With the director's longtime muse Sul Kyung-gu (“The Whirlwind,” “Hyper Knife”) anchoring the film, “Good News” unfolds against a backdrop inspired by the Japan Airlines Flight 351 incident. In 1970, members of the Japanese Red Army commandeered a Boeing 727 carrying 129 people from Haneda to Fukuoka, ultimately defecting to North Korea.
Following the Netflix film's buzzy festival circuit run, the black comedy was selected for the Special Presentation section at the 50th Toronto International Film Festival and the Gala Presentation section at the 30th Busan International Film Festival.
Sul, reuniting with Byun for the fourth time, fronts the film as the enigmatic fixer Amugae, whose name is as obscure as their past. Reflecting on his ongoing creative partnership with Byun, Sul said he took on the role almost instinctively.
“Director Byun just handed it to me and said, ‘Let’s do this.’ So I said, ‘Alright.’... Honestly, I was a bit taken aback when I read the script. The character didn’t seem like someone who would exist in that era or in those scenes," Sul recalled during a press conference held in Seoul on Tuesday.
"It felt like he had just been dropped there.
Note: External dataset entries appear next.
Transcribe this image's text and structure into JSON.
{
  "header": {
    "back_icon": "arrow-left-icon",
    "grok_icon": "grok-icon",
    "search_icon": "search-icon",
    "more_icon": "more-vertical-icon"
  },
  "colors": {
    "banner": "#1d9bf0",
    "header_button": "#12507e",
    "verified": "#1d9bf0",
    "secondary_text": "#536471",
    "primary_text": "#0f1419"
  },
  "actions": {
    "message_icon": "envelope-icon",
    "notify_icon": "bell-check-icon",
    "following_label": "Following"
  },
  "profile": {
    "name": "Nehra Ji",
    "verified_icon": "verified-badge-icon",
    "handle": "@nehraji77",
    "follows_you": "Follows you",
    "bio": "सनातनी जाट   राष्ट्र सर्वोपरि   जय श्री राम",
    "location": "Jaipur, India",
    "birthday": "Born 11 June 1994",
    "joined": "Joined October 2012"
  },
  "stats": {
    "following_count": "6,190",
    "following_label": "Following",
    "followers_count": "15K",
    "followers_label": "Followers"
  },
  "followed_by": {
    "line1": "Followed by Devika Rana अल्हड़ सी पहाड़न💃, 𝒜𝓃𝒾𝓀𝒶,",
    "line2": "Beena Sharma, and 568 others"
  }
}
No matter how many times I read it, he wouldn’t blend in. ... So I said, ‘Let’s try not blending in.’ It was a strange character, and I spent a lot of time thinking about how to portray him,” he added.
| "Good News," starring Sul Kyung-gu (Netflix) |
Byun admitted that working with Sul again came with both creative comfort and artistic pressure.
“When you work with the same actor on four consecutive projects, it inevitably gives you a lot to think about. I really started to have many thoughts. Kyung-gu and I even talked about whether it was right for us to do this together again,” he said.
After some reflection, the director said he realized he needed to break the mold he had helped create for his leading man.
“Outwardly, Kyung-gu has always appeared in a suit in my films, and even after ‘The Merciless,’ he continued to wear suits in other projects. To be honest, I started to feel a bit fed up with that image, because he’s not that kind of person at all. I wanted to draw out a different side of him, so I went back and studied some of his earlier works to research the character,” Byun added.
Despite its 1970s setting, Byun said “Good News” is very much a product of today — a reflection of the absurdities that continue to echo across decades.
“It’s a screenplay inspired by a true story that took place in the 1970s. However, it doesn’t deal with the real events in their entirety. Within that framework, I incorporated the stories I wanted to tell, stories that could still resonate in today’s world. So the characters were not based on real people, but rather reimagined,” he explained.
“Good News” premieres Friday on Netflix.